当前位置:网站首页>Animation scoring data analysis and visualization and it industry recruitment data analysis and visualization
Animation scoring data analysis and visualization and it industry recruitment data analysis and visualization
2022-07-05 05:24:00 【Data ape from zero】
Data visualization course design
1, Animation scoring data analysis and visualization
2,IT Industry recruitment data analysis and visualization
1, Animation scoring data analysis and visualization
1.1 Data capture
Upload the captured file to ${HIVE_HOME}/mydata Under the table of contents
1.2 Hive Table creation and import
1.2.1 establish cartoon_info Table and import the data
CREATE EXTERNAL TABLE Json( data string )
Load data to Json Spare in the table
load data local inpath 'mydata/infos_total.json' overwrite into table Json;
establish cartoon_info surface
drop table if exists cartoon_info; CREATE EXTERNAL TABLE cartoon_info( `ssid` string, `cartoon` string, `views` bigint, `coins` int, `follow` int, `series_follow` int, `danmakus` int, `likes` int, `favorite` int, `favorites` int, `reply` int, `share` int, `cover` string, `url` string, `episodes` int, `count` int, `is_finish` int, `pub_time` TIMESTAMP, `media_tags` string, `voice_actor` string, `score` float ) stored as parquet location '/warehouse/cartoon_info';
Use Json Parsing insert data , Details please see : Hive And Json analysis ( Ordinary Json and Json Array )

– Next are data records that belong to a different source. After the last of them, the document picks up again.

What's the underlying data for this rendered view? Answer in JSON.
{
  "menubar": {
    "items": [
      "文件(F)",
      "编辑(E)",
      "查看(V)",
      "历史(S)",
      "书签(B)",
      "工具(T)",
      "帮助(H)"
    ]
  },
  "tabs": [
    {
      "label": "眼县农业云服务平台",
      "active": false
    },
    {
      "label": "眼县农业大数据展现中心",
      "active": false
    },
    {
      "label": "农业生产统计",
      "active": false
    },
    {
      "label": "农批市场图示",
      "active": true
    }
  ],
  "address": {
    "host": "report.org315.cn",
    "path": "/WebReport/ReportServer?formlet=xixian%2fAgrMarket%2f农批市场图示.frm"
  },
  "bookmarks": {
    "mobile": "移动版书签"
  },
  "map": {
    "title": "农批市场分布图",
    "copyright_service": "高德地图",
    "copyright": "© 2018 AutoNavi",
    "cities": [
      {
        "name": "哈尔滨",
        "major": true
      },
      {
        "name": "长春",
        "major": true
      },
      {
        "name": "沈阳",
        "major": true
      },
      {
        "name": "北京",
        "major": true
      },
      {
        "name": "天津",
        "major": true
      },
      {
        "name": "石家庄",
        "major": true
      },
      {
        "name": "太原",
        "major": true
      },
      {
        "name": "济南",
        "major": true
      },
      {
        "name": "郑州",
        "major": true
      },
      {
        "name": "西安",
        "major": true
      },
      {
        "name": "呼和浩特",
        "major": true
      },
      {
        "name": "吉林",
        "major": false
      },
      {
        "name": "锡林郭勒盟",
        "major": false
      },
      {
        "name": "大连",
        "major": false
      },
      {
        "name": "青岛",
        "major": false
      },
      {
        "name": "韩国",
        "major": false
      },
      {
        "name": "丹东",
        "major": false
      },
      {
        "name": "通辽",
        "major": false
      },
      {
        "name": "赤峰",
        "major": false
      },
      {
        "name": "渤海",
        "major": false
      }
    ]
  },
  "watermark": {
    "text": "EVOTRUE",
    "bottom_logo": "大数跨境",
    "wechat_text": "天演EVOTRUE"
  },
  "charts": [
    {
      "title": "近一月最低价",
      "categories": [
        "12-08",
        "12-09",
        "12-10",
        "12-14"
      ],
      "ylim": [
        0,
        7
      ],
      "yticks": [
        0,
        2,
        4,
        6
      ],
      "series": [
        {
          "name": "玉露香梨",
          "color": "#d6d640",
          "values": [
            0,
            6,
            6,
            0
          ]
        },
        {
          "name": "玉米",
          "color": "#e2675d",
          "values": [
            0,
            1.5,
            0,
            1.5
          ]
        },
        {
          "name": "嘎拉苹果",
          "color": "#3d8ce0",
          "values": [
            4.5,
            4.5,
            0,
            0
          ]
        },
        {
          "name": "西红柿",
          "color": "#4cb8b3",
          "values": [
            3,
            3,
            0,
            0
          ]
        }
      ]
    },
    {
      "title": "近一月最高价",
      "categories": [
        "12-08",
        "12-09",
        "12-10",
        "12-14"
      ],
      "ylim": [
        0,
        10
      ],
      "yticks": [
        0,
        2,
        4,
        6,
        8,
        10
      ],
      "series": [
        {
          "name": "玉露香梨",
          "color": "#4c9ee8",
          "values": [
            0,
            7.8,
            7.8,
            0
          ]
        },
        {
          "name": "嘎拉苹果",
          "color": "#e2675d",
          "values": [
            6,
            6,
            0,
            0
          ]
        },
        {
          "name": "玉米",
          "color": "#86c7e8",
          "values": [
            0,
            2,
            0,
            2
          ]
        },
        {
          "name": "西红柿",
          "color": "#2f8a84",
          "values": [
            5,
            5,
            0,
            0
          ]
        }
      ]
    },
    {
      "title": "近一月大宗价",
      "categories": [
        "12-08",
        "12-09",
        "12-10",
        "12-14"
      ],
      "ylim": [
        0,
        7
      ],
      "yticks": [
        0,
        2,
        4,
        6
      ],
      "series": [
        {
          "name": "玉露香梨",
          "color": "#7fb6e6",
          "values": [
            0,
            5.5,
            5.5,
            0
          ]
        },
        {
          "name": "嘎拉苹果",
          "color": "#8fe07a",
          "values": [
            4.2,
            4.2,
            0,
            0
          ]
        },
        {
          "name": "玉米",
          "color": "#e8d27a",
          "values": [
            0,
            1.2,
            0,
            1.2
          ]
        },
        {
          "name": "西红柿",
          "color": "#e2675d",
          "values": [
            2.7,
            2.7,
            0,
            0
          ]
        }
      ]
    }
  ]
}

insert overwrite table cartoon_info select json_tuple(json,'ssid' ,'cartoon' ,'views' ,'coins' ,'follow' ,'series_follow' ,'danmakus' ,'likes' ,'favorite' ,'favorites' ,'reply' ,'share' ,'cover' ,'url','episodes' ,'count' ,'is_finish' ,'pub_time','media_tags','voice_actor','score') from ( select explode(split(regexp_replace(regexp_replace(data,'\\[|\\]',''),'\\}\\, \\{','\\}\\;\\{' ) ,'\\;')) as json from Json )a;
1.2.2 establish cartoon_comments surface
CREATE EXTERNAL TABLE Json2( data string );
Load data to Json2 Spare in the table
load data local inpath 'mydata/comments_total.json' overwrite into table Json2;
establish cartoon_comments Table and import the data
drop table if exists cartoon_comments; CREATE EXTERNAL TABLE cartoon_comments( `mid` string, `uname` string, `ssid` string, `message` string, `like` int, `dt` timestamp ) stored as parquet location '/warehouse/cartoon_comments';
Use Json Parsing insert data , Details please see : Hive And Json analysis ( Ordinary Json and Json Array )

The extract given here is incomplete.